Michigan State University researchers from the Brudvig Restoration Ecology lab are attempting to solve a longstanding question in community ecology: how do regional and local factors jointly determine biodiversity? Lars Brudvig is an EEB core faculty member.
The authors argue that while both regional and local factors influence biodiversity, the effects of regional factors need to be better understood to help combat biodiversity loss.
Most prior research in the field has been fixated on how local factors — including competition for resources like soil nutrients or moisture — shape ecological communities.

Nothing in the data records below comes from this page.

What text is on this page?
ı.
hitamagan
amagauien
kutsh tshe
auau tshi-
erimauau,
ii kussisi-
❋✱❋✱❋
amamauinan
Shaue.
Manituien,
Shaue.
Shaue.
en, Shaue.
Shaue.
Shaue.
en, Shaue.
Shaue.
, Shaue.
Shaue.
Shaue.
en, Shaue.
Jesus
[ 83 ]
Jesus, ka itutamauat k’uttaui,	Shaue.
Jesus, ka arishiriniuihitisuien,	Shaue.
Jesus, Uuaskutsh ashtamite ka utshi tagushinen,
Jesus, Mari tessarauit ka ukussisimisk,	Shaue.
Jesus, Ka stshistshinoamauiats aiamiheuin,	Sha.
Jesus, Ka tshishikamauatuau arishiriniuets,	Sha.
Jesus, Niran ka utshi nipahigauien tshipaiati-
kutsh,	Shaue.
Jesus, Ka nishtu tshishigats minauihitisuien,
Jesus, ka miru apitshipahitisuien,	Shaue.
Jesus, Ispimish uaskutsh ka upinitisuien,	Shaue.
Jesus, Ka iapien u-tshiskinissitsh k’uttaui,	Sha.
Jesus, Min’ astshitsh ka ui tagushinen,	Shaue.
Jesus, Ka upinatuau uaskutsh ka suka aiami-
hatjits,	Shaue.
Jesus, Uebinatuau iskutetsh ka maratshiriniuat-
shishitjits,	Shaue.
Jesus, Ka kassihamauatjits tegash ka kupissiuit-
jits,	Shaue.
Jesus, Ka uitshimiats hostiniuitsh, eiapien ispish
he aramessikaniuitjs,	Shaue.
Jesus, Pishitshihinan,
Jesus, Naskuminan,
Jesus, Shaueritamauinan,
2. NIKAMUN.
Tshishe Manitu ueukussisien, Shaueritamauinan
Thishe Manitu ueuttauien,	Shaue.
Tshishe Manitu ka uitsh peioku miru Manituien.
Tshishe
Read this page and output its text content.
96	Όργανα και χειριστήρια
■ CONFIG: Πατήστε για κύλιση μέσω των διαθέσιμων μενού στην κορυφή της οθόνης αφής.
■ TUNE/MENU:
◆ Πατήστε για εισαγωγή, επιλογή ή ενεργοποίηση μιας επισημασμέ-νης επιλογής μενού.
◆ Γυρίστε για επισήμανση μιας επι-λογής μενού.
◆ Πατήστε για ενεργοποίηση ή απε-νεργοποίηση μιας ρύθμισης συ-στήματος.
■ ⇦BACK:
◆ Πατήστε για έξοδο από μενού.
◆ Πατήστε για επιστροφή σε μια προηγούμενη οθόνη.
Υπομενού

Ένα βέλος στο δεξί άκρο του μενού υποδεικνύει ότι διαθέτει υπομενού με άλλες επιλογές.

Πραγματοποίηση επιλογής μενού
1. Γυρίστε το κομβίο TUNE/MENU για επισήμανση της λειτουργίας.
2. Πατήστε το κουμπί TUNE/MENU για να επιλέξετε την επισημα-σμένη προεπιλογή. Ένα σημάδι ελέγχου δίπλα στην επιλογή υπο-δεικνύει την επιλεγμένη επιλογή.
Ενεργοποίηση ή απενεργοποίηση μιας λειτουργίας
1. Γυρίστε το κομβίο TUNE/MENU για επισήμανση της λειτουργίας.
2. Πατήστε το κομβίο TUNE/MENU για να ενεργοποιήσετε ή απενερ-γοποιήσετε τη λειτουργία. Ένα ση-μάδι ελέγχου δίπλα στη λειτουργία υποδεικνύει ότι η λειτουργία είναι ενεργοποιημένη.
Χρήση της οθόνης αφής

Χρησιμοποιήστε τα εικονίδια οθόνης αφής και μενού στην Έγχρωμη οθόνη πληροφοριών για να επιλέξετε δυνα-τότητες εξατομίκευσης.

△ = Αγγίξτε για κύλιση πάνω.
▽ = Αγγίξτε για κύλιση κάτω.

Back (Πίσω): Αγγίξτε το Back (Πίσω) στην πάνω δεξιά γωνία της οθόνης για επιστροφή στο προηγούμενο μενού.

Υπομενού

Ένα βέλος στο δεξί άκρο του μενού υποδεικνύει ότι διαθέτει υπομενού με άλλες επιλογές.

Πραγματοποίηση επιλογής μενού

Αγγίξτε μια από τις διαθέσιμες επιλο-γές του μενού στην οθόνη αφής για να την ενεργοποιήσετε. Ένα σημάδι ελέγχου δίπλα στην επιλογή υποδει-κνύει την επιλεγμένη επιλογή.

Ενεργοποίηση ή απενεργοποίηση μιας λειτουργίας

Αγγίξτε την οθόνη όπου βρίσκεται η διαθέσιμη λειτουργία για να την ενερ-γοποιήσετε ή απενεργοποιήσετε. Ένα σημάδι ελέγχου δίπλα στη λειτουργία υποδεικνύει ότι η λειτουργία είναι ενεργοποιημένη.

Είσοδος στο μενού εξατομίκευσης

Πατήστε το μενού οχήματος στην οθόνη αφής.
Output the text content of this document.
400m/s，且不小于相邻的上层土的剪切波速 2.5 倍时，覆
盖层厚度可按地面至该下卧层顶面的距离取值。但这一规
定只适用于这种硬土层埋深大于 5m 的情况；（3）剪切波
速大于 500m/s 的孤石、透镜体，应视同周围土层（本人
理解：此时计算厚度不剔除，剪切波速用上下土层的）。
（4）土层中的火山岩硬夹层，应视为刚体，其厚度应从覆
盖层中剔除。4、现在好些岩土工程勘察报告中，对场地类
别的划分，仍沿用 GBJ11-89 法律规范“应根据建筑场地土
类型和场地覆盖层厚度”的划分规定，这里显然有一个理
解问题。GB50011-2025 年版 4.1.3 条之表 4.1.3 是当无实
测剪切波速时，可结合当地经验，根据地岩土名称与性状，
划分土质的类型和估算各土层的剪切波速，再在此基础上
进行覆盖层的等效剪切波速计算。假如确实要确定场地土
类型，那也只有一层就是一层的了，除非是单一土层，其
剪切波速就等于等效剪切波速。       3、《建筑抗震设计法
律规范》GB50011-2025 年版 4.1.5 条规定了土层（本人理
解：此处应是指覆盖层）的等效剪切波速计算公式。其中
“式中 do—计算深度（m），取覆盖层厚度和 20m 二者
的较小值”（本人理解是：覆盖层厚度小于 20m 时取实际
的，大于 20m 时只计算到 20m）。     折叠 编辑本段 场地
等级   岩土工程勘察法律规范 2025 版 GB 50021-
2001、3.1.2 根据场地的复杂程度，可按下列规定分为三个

This has resulted in a disproportionate understanding of the role that processes within communities have in shaping biodiversity compared to those that span large regions and multiple communities.
Helping to fill the gap, this research demonstrates that regional conditions alter the makeup of communities, providing a more nuanced picture of how biodiversity is determined.
Plots across 12 grassland sites with varying soil moisture levels were seeded with mixes of native grass seeds ranging from highly diverse (30 species) to minimally diverse (8 species). The quantity of seeds dispersed ranged from 270 to 970 seeds per square meter.
This allowed the researchers to parse out how the influx of species into communities influences their makeup over time, relative to the impact of soil moisture, which influences plant growth and competition between species a the local level.
How many species and individuals were introduced to the plots altered the makeup of species expected based on soil moisture alone, revealing that local factors which drive inter-species competition can only partially explain shifts in biodiversity when studied alone.
Across study sites where immigration was high, initial diversity within each site began high, but diversity across sites remained low. Over time, the variety of species within individual sites declined as well, as species best suited to the environment gained dominance. Communities stemming from an influx of many individuals from a small number of species were shaped more decisively by local factors.
In sites where highly diverse seed mixes were distributed, species variety remained higher in and across the study sites, resulting in greater local species diversity, and limiting diversity loss over time.
In essence, local factors are more influential when a particularly well-adapted species can thrive, but in systems where high biodiversity takes root early on, this variation helps limit one species — even if it has an advantage — from gaining dominance.
These findings suggest that immigration from a highly varied group of species helps maintain species diversity over time, overcoming local ecological factors which would otherwise encourage a single well-adapted species to assert dominance.
This interplay between factors at different scales has long gone understudied and undervalued. Now, these findings may help deepen scientists’ understanding of the complex interplay of factors at the regional and local levels which shape ecological communities.
Understanding how these processes converge, and influence species composition can better equip scientists to develop powerful conservation strategies, including approaches that could mitigate further biodiversity loss worldwide.
“We wanted to find a way to combine the power of experimental manipulations with the realism and complexity of nature,” Brudvig said.